I could not speak. I could not even hold my son because there was a tube inserted into his chest through his ribcage, an IV in both hands, an IV in both feet, and oxygen being forced into his lungs. I leaned over him and with both my hands on his face, I whispered into his ear, “Daddy will never leave your side. I will love you and protect you every day. I promise you that I will fight for you and give you the best care possible.”
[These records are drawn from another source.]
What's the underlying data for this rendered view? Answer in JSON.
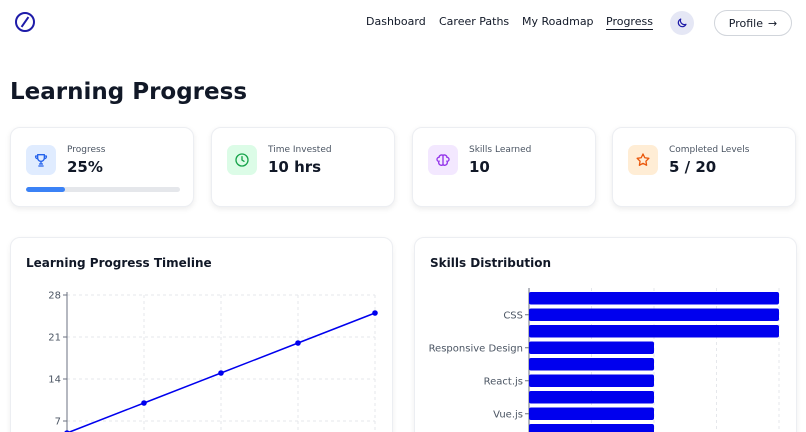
{
  "nav": {
    "links": [
      "Dashboard",
      "Career Paths",
      "My Roadmap",
      "Progress"
    ],
    "active": "Progress",
    "profile_label": "Profile",
    "profile_arrow": "→"
  },
  "page": {
    "title": "Learning Progress"
  },
  "stats": [
    {
      "label": "Progress",
      "value": "25%",
      "icon": "trophy-icon",
      "progress": 0.25
    },
    {
      "label": "Time Invested",
      "value": "10 hrs",
      "icon": "clock-icon"
    },
    {
      "label": "Skills Learned",
      "value": "10",
      "icon": "brain-icon"
    },
    {
      "label": "Completed Levels",
      "value": "5 / 20",
      "icon": "star-icon"
    }
  ],
  "colors": {
    "accent": "#1e1ba8",
    "chart": "#0000ee",
    "progress": "#3b82f6"
  },
  "chart_data": [
    {
      "type": "line",
      "title": "Learning Progress Timeline",
      "x": [
        0,
        1,
        2,
        3,
        4
      ],
      "y": [
        5,
        10,
        15,
        20,
        25
      ],
      "yticks": [
        "7",
        "14",
        "21",
        "28"
      ],
      "ylim": [
        0,
        28
      ],
      "grid": true
    },
    {
      "type": "bar",
      "orientation": "horizontal",
      "title": "Skills Distribution",
      "categories": [
        "",
        "CSS",
        "",
        "Responsive Design",
        "",
        "React.js",
        "",
        "Vue.js",
        ""
      ],
      "values": [
        100,
        100,
        100,
        50,
        50,
        50,
        50,
        50,
        50
      ],
      "grid": true
    }
  ]
}
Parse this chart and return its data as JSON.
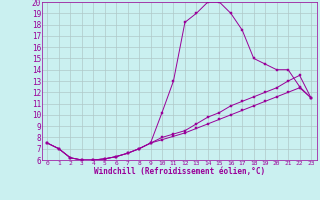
{
  "xlabel": "Windchill (Refroidissement éolien,°C)",
  "bg_color": "#caf0f0",
  "line_color": "#990099",
  "grid_color": "#b0c8c8",
  "xlim": [
    -0.5,
    23.5
  ],
  "ylim": [
    6,
    20
  ],
  "yticks": [
    6,
    7,
    8,
    9,
    10,
    11,
    12,
    13,
    14,
    15,
    16,
    17,
    18,
    19,
    20
  ],
  "xticks": [
    0,
    1,
    2,
    3,
    4,
    5,
    6,
    7,
    8,
    9,
    10,
    11,
    12,
    13,
    14,
    15,
    16,
    17,
    18,
    19,
    20,
    21,
    22,
    23
  ],
  "curve1_x": [
    0,
    1,
    2,
    3,
    4,
    5,
    6,
    7,
    8,
    9,
    10,
    11,
    12,
    13,
    14,
    15,
    16,
    17,
    18,
    19,
    20,
    21,
    22,
    23
  ],
  "curve1_y": [
    7.5,
    7.0,
    6.2,
    6.0,
    6.0,
    6.1,
    6.3,
    6.6,
    7.0,
    7.5,
    10.2,
    13.0,
    18.2,
    19.0,
    20.0,
    20.0,
    19.0,
    17.5,
    15.0,
    14.5,
    14.0,
    14.0,
    12.5,
    11.5
  ],
  "curve2_x": [
    0,
    1,
    2,
    3,
    4,
    5,
    6,
    7,
    8,
    9,
    10,
    11,
    12,
    13,
    14,
    15,
    16,
    17,
    18,
    19,
    20,
    21,
    22,
    23
  ],
  "curve2_y": [
    7.5,
    7.0,
    6.2,
    6.0,
    6.0,
    6.1,
    6.3,
    6.6,
    7.0,
    7.5,
    8.0,
    8.3,
    8.6,
    9.2,
    9.8,
    10.2,
    10.8,
    11.2,
    11.6,
    12.0,
    12.4,
    13.0,
    13.5,
    11.5
  ],
  "curve3_x": [
    0,
    1,
    2,
    3,
    4,
    5,
    6,
    7,
    8,
    9,
    10,
    11,
    12,
    13,
    14,
    15,
    16,
    17,
    18,
    19,
    20,
    21,
    22,
    23
  ],
  "curve3_y": [
    7.5,
    7.0,
    6.2,
    6.0,
    6.0,
    6.1,
    6.3,
    6.6,
    7.0,
    7.5,
    7.8,
    8.1,
    8.4,
    8.8,
    9.2,
    9.6,
    10.0,
    10.4,
    10.8,
    11.2,
    11.6,
    12.0,
    12.4,
    11.5
  ]
}
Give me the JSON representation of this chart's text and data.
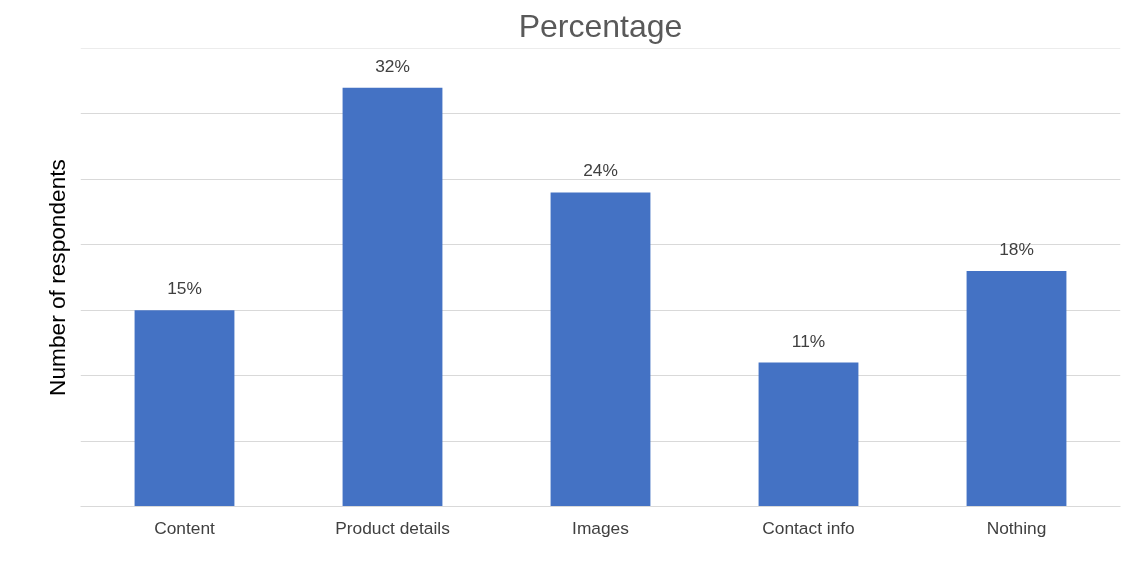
{
  "chart_data": {
    "type": "bar",
    "title": "Percentage",
    "ylabel": "Number of respondents",
    "categories": [
      "Content",
      "Product details",
      "Images",
      "Contact info",
      "Nothing"
    ],
    "values": [
      15,
      32,
      24,
      11,
      18
    ],
    "value_labels": [
      "15%",
      "32%",
      "24%",
      "11%",
      "18%"
    ],
    "color": "#4472c4",
    "ylim": [
      0,
      35
    ],
    "yticks": [
      {
        "value": 0,
        "label": null
      },
      {
        "value": 5,
        "label": null
      },
      {
        "value": 10,
        "label": null
      },
      {
        "value": 15,
        "label": null
      },
      {
        "value": 20,
        "label": null
      },
      {
        "value": 25,
        "label": null
      },
      {
        "value": 30,
        "label": null
      },
      {
        "value": 35,
        "label": null
      }
    ],
    "grid": "y",
    "tick_labels": "x"
  }
}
No cost is too high to give our children fighting cancer a cure.
Five-year-old Danny was diagnosed with T cell lymphoblastic lymphoma when he was 2.
The price my son has paid for his road to a cure has been high. He has lost 30-plus months of being a developing child. In those 30 months, we lived at the hospital longer than we were able to be home.
The pain and suffering my son has endured could not accurately be put to words. The mental effects on him have been great and the physical effects have been even greater, with possible long-term or permanent side effects from chemotherapy. I will never know what late effects from treatment he may have until they appear, and I pray that they never come late at night or early one morning and ravage my beautiful little boy.
On November 15, 2010, I took my son, Danny, to the pediatrician for what I thought was a chest cold. The pediatrician agreed and treated Danny accordingly. One week later, on November 22, I rushed my son to the hospital only to get news that was far worse than I ever expected. Danny would be diagnosed with childhood cancer.
Danny’s tumor was larger than his heart and originated in his thymus. The steroid regimen he was placed on for the chest cold made it difficult for the doctor to make a diagnosis. After nine days in the Pediatric Intensive Care Unit (PICU), Danny was diagnosed with T cell lymphoblastic lymphoma. I was told that chemotherapy needed to start right away and that he would need a spinal tap with intrathecal chemotherapy to treat his central nervous system immediately. He would also need many more chemotherapeutic drugs over the next two and a half years.
I cry for my son. I cry because he is fighting cancer, for not knowing what will happen, for giving him chemotherapy that I know will make him hurt, because it will save his life.